Since the Holmes stories are presented as Doctor Watson's recounting the adventures of Sherlock Holmes, we could say that Watson misreported Holmes' utterance. Call this a False Watson interpretation. According to such an interpretation, there are many different Holmes-worlds in which Holmes says something a propos of finding the cartridge; in all of them, Watson misreports Holmes' utterance as the one given in the story. This maneuver seems too slick. First, it opens the way for Holmes-worlds in which Watson makes up all the details of the stories. Second, there is no interpretive payoff. The stories are no richer if we attach an explicit "or so Watson says" to every sentence in them. Third, we are left wondering why Watson misreported Holmes' utterance. If it was a blunder on Watson's part, then False Watson is just a variant of Authorial Blunder.

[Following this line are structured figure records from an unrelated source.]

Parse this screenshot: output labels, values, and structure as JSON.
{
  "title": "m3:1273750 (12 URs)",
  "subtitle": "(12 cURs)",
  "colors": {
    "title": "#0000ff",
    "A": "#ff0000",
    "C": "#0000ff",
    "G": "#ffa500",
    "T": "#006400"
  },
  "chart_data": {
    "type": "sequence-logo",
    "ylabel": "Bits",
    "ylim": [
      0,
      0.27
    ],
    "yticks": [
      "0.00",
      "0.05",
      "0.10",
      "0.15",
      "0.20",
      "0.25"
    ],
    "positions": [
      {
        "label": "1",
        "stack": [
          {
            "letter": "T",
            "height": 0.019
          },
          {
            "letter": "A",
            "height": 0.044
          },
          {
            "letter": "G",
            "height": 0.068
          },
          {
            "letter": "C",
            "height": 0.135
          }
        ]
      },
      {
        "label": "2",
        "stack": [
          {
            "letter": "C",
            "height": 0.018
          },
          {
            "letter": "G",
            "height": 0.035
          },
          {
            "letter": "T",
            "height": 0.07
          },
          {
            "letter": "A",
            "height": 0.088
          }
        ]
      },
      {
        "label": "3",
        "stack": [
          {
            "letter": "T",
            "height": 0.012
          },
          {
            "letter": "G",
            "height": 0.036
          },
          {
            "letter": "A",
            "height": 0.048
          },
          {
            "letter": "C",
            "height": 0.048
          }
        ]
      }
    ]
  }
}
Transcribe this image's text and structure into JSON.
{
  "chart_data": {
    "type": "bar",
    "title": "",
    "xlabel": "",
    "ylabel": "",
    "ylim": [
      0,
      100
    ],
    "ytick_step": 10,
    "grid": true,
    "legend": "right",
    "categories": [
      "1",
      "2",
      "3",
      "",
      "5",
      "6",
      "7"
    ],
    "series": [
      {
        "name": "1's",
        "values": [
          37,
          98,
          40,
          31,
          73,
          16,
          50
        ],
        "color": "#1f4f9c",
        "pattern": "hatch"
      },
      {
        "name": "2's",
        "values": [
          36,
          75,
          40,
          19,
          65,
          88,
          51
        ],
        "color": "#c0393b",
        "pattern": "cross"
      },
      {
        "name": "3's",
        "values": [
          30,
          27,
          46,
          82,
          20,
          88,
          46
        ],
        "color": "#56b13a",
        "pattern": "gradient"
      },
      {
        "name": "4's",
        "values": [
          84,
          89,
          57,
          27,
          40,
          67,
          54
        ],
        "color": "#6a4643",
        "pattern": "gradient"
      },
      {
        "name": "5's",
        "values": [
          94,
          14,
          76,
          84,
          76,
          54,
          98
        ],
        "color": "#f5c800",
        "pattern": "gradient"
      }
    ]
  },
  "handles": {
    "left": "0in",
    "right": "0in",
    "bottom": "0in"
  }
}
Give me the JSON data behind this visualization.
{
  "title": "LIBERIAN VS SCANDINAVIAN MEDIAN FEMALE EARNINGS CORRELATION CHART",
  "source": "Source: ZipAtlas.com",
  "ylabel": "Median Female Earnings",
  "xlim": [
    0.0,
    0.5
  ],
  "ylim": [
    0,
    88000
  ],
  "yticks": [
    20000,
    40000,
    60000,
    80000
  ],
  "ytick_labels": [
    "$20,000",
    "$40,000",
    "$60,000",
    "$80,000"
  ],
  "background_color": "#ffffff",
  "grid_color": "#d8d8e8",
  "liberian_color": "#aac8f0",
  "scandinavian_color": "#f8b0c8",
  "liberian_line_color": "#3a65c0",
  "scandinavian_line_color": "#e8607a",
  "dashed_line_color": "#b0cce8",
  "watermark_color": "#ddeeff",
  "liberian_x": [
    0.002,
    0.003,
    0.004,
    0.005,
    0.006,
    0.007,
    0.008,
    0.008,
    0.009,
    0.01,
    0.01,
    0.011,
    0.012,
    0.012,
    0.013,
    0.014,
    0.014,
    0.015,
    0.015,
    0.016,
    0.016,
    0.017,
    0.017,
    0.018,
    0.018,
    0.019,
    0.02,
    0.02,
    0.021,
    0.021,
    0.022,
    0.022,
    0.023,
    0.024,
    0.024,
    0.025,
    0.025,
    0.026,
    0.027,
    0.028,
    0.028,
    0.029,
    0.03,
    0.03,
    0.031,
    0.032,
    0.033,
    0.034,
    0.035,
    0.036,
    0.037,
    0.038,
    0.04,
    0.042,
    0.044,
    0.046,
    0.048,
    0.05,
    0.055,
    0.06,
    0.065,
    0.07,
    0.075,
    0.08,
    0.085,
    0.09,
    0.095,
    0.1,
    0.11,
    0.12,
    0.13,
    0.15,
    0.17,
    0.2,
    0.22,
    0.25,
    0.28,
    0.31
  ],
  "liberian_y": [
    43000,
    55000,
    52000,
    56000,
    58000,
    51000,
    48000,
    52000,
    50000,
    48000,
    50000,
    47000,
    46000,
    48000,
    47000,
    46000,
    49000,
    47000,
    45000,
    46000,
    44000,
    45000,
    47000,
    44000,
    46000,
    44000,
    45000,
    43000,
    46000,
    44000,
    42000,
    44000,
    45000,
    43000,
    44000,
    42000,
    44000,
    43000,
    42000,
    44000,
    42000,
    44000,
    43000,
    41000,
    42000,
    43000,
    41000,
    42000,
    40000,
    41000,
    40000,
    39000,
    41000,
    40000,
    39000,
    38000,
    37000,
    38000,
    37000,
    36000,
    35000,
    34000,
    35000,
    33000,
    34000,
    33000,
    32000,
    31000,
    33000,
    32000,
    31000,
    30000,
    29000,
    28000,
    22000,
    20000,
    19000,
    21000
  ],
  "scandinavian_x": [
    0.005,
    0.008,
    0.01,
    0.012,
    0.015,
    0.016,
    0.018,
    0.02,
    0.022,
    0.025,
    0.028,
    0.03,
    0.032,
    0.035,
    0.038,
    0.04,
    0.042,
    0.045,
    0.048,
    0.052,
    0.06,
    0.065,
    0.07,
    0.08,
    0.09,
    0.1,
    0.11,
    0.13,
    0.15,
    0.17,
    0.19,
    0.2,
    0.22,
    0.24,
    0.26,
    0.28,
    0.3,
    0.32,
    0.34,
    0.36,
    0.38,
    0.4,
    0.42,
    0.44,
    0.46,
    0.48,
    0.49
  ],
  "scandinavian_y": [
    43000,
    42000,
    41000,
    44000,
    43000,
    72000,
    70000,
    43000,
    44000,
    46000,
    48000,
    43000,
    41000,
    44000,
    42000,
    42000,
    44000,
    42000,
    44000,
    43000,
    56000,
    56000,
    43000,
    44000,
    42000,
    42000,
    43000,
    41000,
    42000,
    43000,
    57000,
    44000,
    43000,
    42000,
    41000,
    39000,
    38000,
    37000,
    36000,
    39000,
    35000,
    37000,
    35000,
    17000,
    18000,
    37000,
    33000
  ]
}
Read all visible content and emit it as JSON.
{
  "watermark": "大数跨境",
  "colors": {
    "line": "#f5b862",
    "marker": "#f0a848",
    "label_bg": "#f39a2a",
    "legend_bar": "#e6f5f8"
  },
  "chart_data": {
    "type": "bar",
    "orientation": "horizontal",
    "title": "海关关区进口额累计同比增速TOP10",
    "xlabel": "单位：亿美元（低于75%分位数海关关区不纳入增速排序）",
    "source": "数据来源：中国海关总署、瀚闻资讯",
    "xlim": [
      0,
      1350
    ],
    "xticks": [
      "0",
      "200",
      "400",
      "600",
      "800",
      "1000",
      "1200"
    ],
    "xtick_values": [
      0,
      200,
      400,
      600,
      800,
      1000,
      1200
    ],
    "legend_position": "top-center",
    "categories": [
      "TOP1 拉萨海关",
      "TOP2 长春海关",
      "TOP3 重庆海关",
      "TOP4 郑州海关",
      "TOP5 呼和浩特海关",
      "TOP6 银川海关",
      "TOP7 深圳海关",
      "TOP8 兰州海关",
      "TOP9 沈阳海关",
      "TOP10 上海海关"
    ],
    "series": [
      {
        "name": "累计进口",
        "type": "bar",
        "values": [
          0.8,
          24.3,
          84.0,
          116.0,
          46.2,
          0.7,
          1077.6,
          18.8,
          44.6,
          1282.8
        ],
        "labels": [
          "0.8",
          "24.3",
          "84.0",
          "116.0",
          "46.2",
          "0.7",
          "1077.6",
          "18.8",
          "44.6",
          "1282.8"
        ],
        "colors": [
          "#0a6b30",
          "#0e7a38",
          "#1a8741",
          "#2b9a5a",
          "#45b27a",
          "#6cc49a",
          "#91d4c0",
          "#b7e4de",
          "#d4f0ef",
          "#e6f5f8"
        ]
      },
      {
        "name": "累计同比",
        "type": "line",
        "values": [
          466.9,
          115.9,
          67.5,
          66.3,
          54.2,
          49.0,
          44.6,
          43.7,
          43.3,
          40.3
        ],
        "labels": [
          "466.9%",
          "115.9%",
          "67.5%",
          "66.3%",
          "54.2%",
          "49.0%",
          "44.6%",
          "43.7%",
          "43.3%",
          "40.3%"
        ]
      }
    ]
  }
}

There is another option: Given that Holmes said what he said and that Holmes is clever, then the revolver's having an ejector must be relevant to the cartridge's being in the flower bed. This would all make sense if revolvers kicked out spent cartridges in Holmes-worlds, much in the way that rifles and semi-automatic pistols do in the actual world. Watson would not remark on such a fact, because it would be perfectly ordinary in his world. This interpretation solves the problem at hand without any of the problems that faced Reload and False Watson. Call this the Alternate Revolvers interpretation.*

I find this final interpretation wholly unappealing. I presume that Conan Doyle intended for Holmes-worlds to be like the actual world. He meant for there to be differences, like the existence of a brilliant detective at 221B Baker Street, but he did not intend far-reaching and subtle differences like this one. If revolvers are different in Holmes-worlds, it was due to a mistake by Conan Doyle.

As such, Alternate Revolvers must agree with Authorial Blunder that Conan Doyle goofed.** Conan Doyle's goof does not make the story incoherent, and so we can still ask what Holmes-worlds must be like. Alternate Revolvers does this, plowing ahead to consider revolvers and ejectors in Holmes-worlds. Thus, it continues to take the narrative seriously as a story. Authorial Blunder refuses to do so. It uses the goof as a reason to overlook this passage when thinking what Holmes-worlds must be like. Is my resistance to Alternate Revolvers just an instance of the Problem of Imaginative Resistance?


* The Alternate Revolvers interpretation might be weakened so as to describe some Holmes-worlds. Other interpretations, like the Reload interpretations, might be true in some other Holmes-worlds.

** One might use this as part of an argument for Authorial Blunder on grounds of parsimony. If we use Ockham's razor to shave off the revolver's ejector, however, we might just as well use it to shave off the whole discussion of Holmes-worlds. In the actual world, there are just words on a page.